Additive interactions between susceptibility single-nucleotide polymorphisms identified in genome-wide association studies and breast cancer risk factors in the Breast and Prostate Cancer Cohort Consortium.

Author(s): Joshi AD,  Lindström S,  Hüsing A,  Barrdahl M,  VanderWeele TJ,  Campa D,  Canzian F,  Gaudet MM,  Figueroa JD,  Baglietto L,  Berg CD,  Buring JE,  Chanock SJ,  Chirlaque MD,  Diver WR,  Dossus L,  Giles GG,  Haiman CA,  Hankinson SE,  Henderson BE,  Hoover RN,  Hunter DJ,  Isaacs C,  Kaaks R,  Kolonel LN,  Krogh V,  Le Marchand L,  Lee IM,  Lund E,  McCarty CA,  Overvad K,  Peeters PH,  Riboli E,  Schumacher F,  Severi G,  Stram DO,  Sund M,  Thun MJ,  Travis RC,  Trichopoulos D,  Willett WC,  Zhang S,  Ziegler RG,  Kraft P,  Breast and Prostate Cancer Cohort Consortium (BPC3)

Journal: Am J Epidemiol

Date: 2014 Nov 15

Major Program(s) or Research Group(s): EDRG, PLCO

PubMed ID: 25255808

PMC ID: PMC4224360

Abstract: Additive interactions can have public health and etiological implications but are infrequently reported.
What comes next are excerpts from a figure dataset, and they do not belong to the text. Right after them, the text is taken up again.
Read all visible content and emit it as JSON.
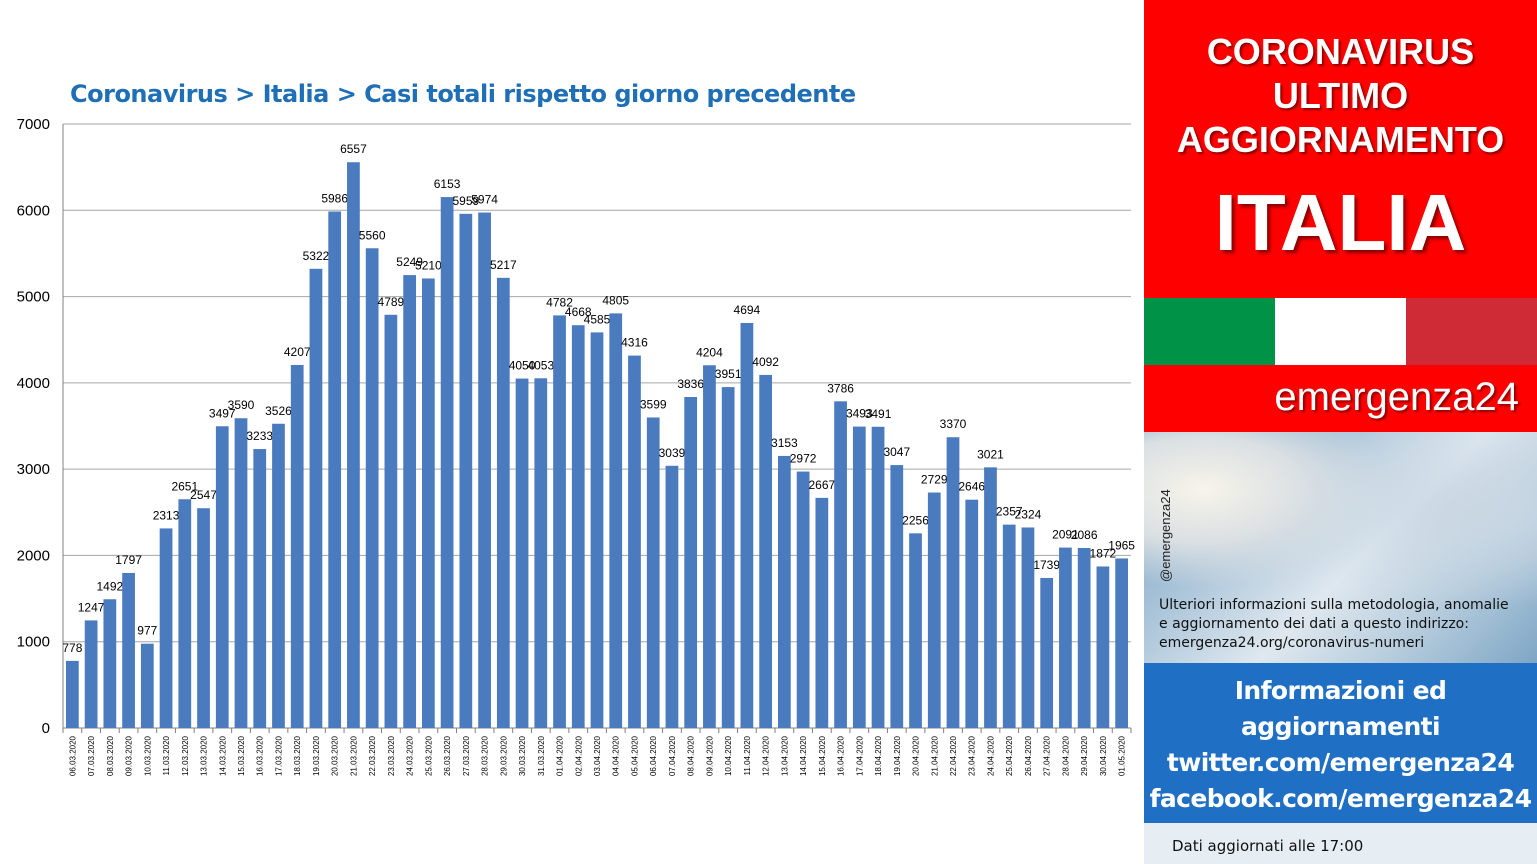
{
  "chart_data": {
    "type": "bar",
    "title": "Coronavirus > Italia > Casi totali rispetto giorno precedente",
    "xlabel": "",
    "ylabel": "",
    "ylim": [
      0,
      7000
    ],
    "yticks": [
      0,
      1000,
      2000,
      3000,
      4000,
      5000,
      6000,
      7000
    ],
    "grid": true,
    "legend": "none",
    "bar_color": "#4a7bbf",
    "categories": [
      "06.03.2020",
      "07.03.2020",
      "08.03.2020",
      "09.03.2020",
      "10.03.2020",
      "11.03.2020",
      "12.03.2020",
      "13.03.2020",
      "14.03.2020",
      "15.03.2020",
      "16.03.2020",
      "17.03.2020",
      "18.03.2020",
      "19.03.2020",
      "20.03.2020",
      "21.03.2020",
      "22.03.2020",
      "23.03.2020",
      "24.03.2020",
      "25.03.2020",
      "26.03.2020",
      "27.03.2020",
      "28.03.2020",
      "29.03.2020",
      "30.03.2020",
      "31.03.2020",
      "01.04.2020",
      "02.04.2020",
      "03.04.2020",
      "04.04.2020",
      "05.04.2020",
      "06.04.2020",
      "07.04.2020",
      "08.04.2020",
      "09.04.2020",
      "10.04.2020",
      "11.04.2020",
      "12.04.2020",
      "13.04.2020",
      "14.04.2020",
      "15.04.2020",
      "16.04.2020",
      "17.04.2020",
      "18.04.2020",
      "19.04.2020",
      "20.04.2020",
      "21.04.2020",
      "22.04.2020",
      "23.04.2020",
      "24.04.2020",
      "25.04.2020",
      "26.04.2020",
      "27.04.2020",
      "28.04.2020",
      "29.04.2020",
      "30.04.2020",
      "01.05.2020"
    ],
    "values": [
      778,
      1247,
      1492,
      1797,
      977,
      2313,
      2651,
      2547,
      3497,
      3590,
      3233,
      3526,
      4207,
      5322,
      5986,
      6557,
      5560,
      4789,
      5249,
      5210,
      6153,
      5959,
      5974,
      5217,
      4050,
      4053,
      4782,
      4668,
      4585,
      4805,
      4316,
      3599,
      3039,
      3836,
      4204,
      3951,
      4694,
      4092,
      3153,
      2972,
      2667,
      3786,
      3493,
      3491,
      3047,
      2256,
      2729,
      3370,
      2646,
      3021,
      2357,
      2324,
      1739,
      2091,
      2086,
      1872,
      1965
    ]
  },
  "sidebar": {
    "headline_lines": [
      "CORONAVIRUS",
      "ULTIMO",
      "AGGIORNAMENTO"
    ],
    "country": "ITALIA",
    "flag_colors": [
      "#009246",
      "#ffffff",
      "#ce2b37"
    ],
    "brand": "emergenza24",
    "handle": "@emergenza24",
    "info_lines": [
      "Ulteriori informazioni sulla metodologia, anomalie",
      "e aggiornamento dei dati a questo indirizzo:",
      "emergenza24.org/coronavirus-numeri"
    ],
    "contact_lines": [
      "Informazioni ed",
      "aggiornamenti",
      "twitter.com/emergenza24",
      "facebook.com/emergenza24"
    ],
    "footer": "Dati aggiornati alle 17:00"
  }
}
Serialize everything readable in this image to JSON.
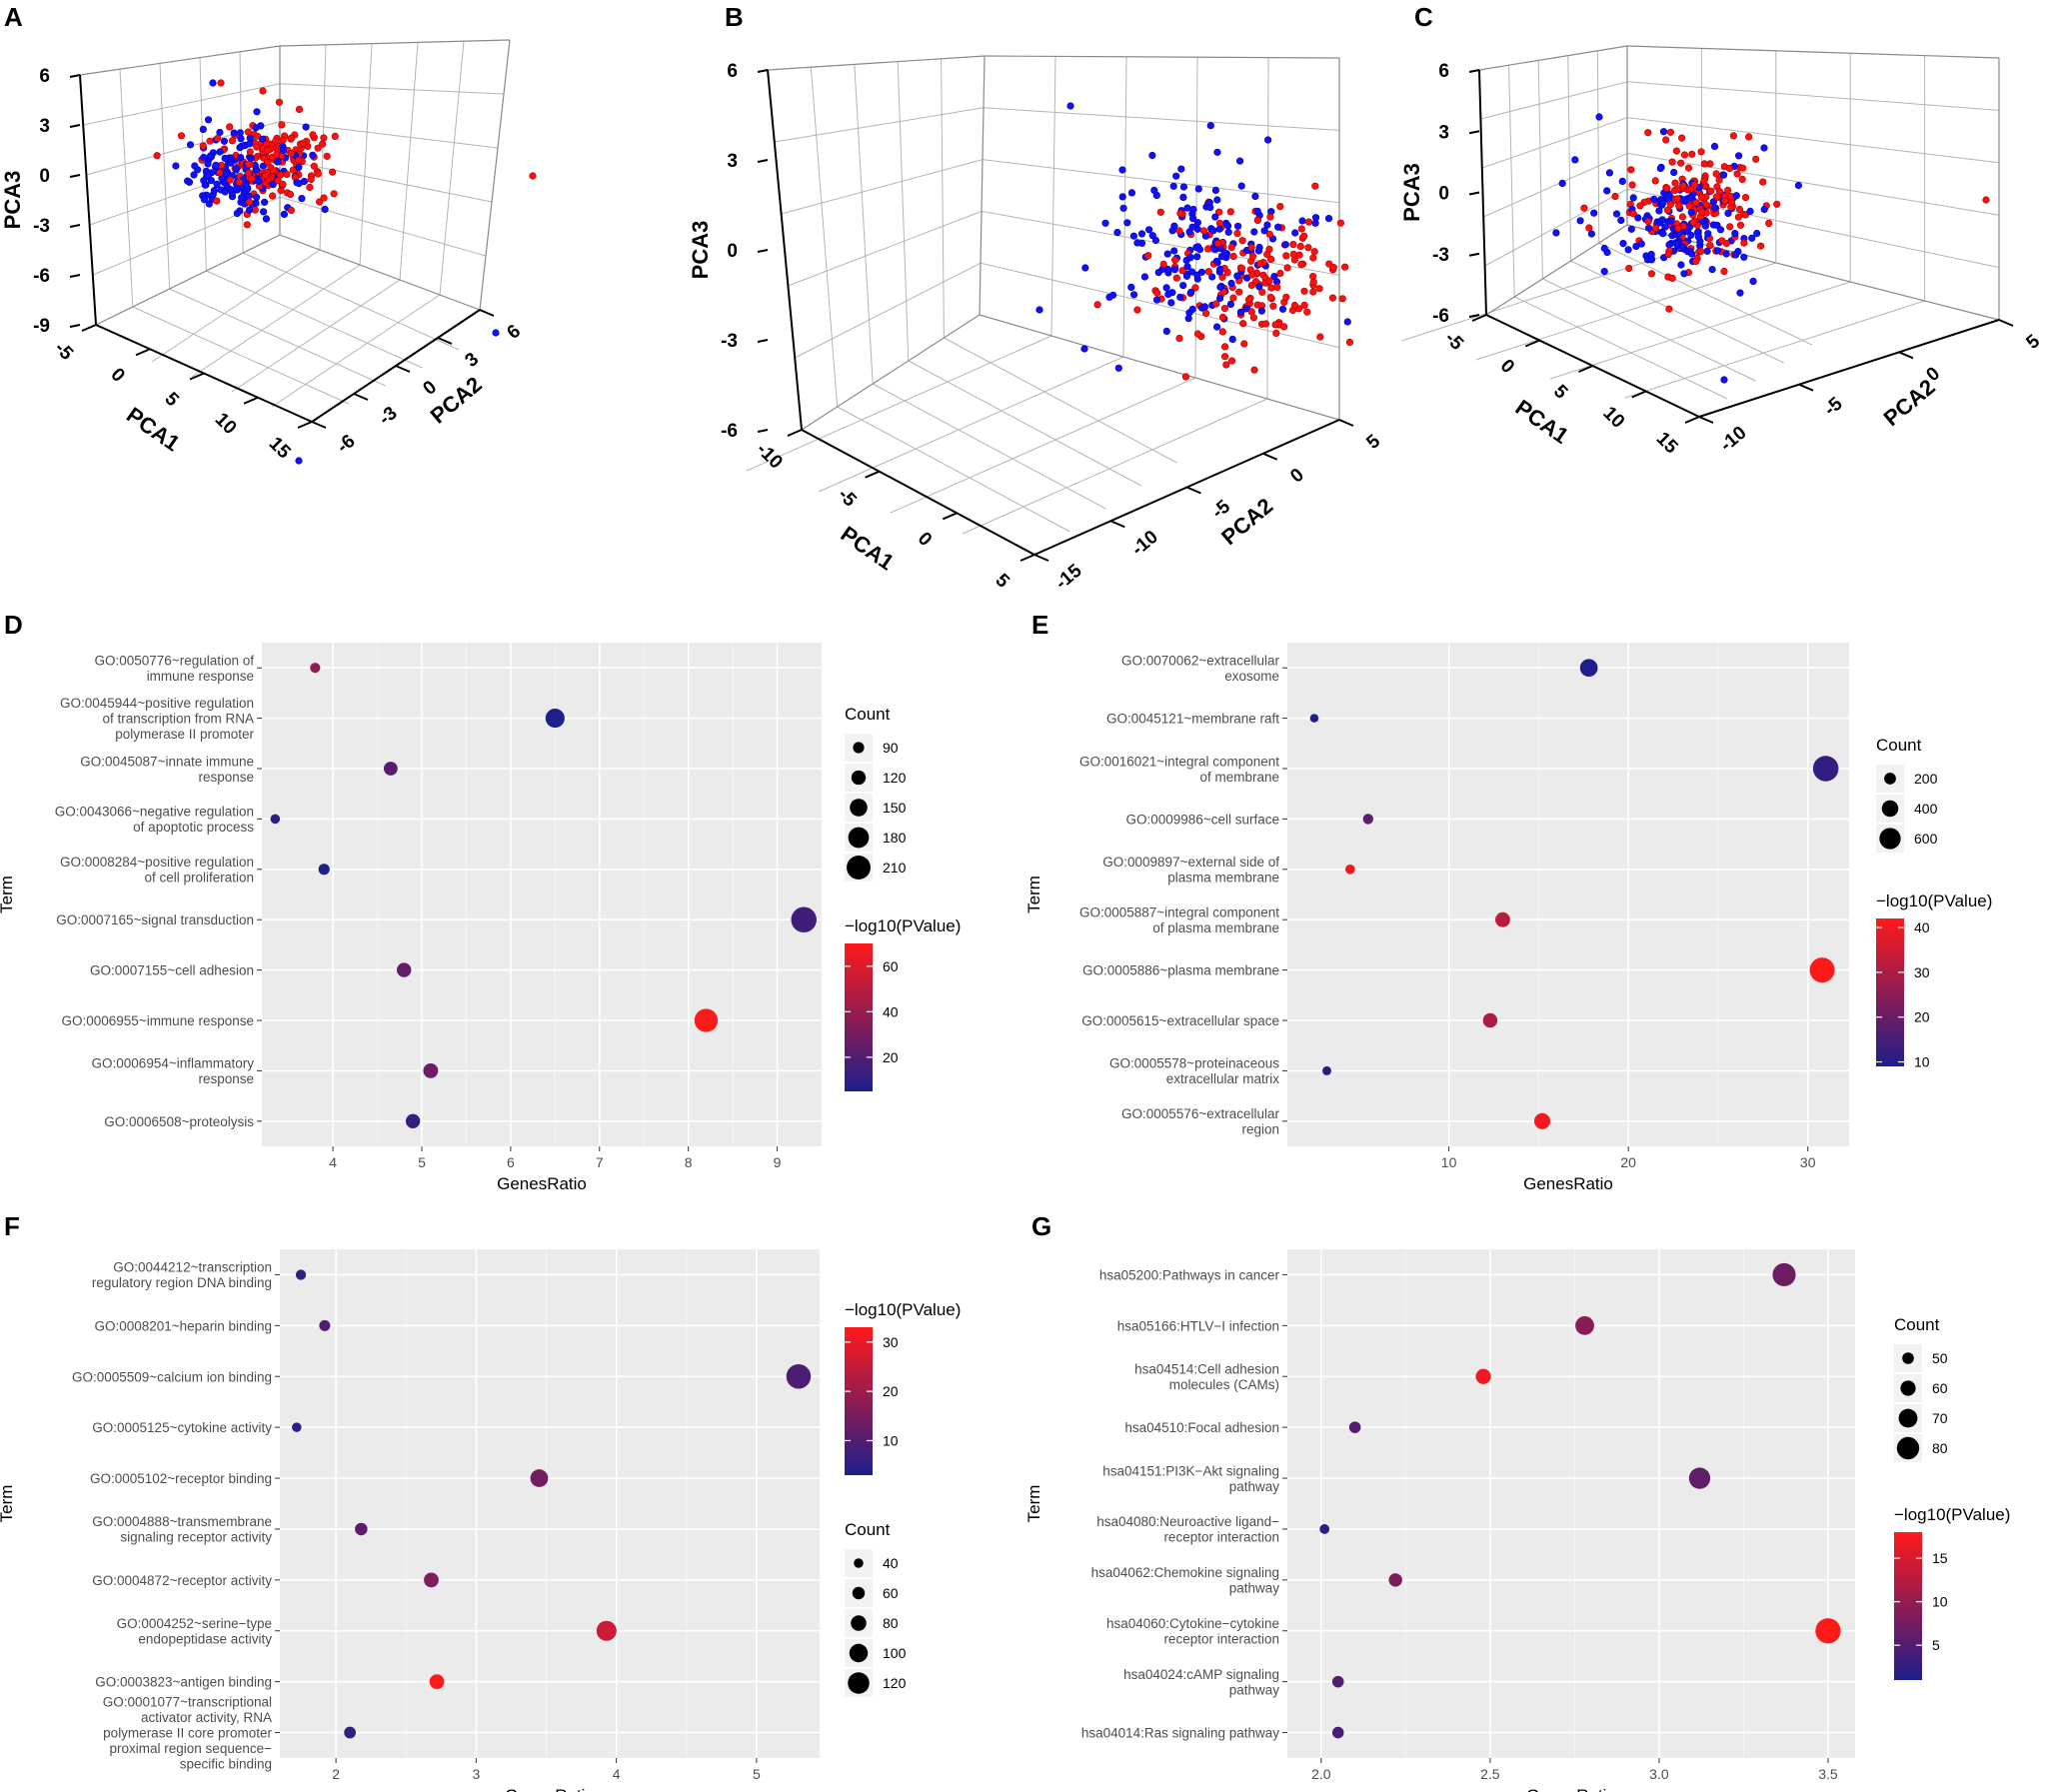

We assessed departures from additivity on the absolute risk scale between 9 established breast cancer risk factors and 23 susceptibility single-nucleotide polymorphisms (SNPs) identified from genome-wide association studies among 10,146 non-Hispanic white breast cancer cases and 12,760 controls within the National Cancer Institute's Breast and Prostate Cancer Cohort Consortium. We estimated the relative excess risk due to interaction and its 95% confidence interval for each pairwise combination of SNPs and nongenetic risk factors using age- and cohort-adjusted logistic regression models. After correction for multiple comparisons, we identified a statistically significant relative excess risk due to interaction (uncorrected P = 4.51 × 10(-5)) between a SNP in the DNA repair protein RAD51 homolog 2 gene (RAD51L1; rs10483813) and body mass index (weight (kg)/height (m)(2)). We also compared additive and multiplicative polygenic risk prediction models using per-allele odds ratio estimates from previous studies for breast-cancer susceptibility SNPs and observed that the multiplicative model had a substantially better goodness of fit than the additive model.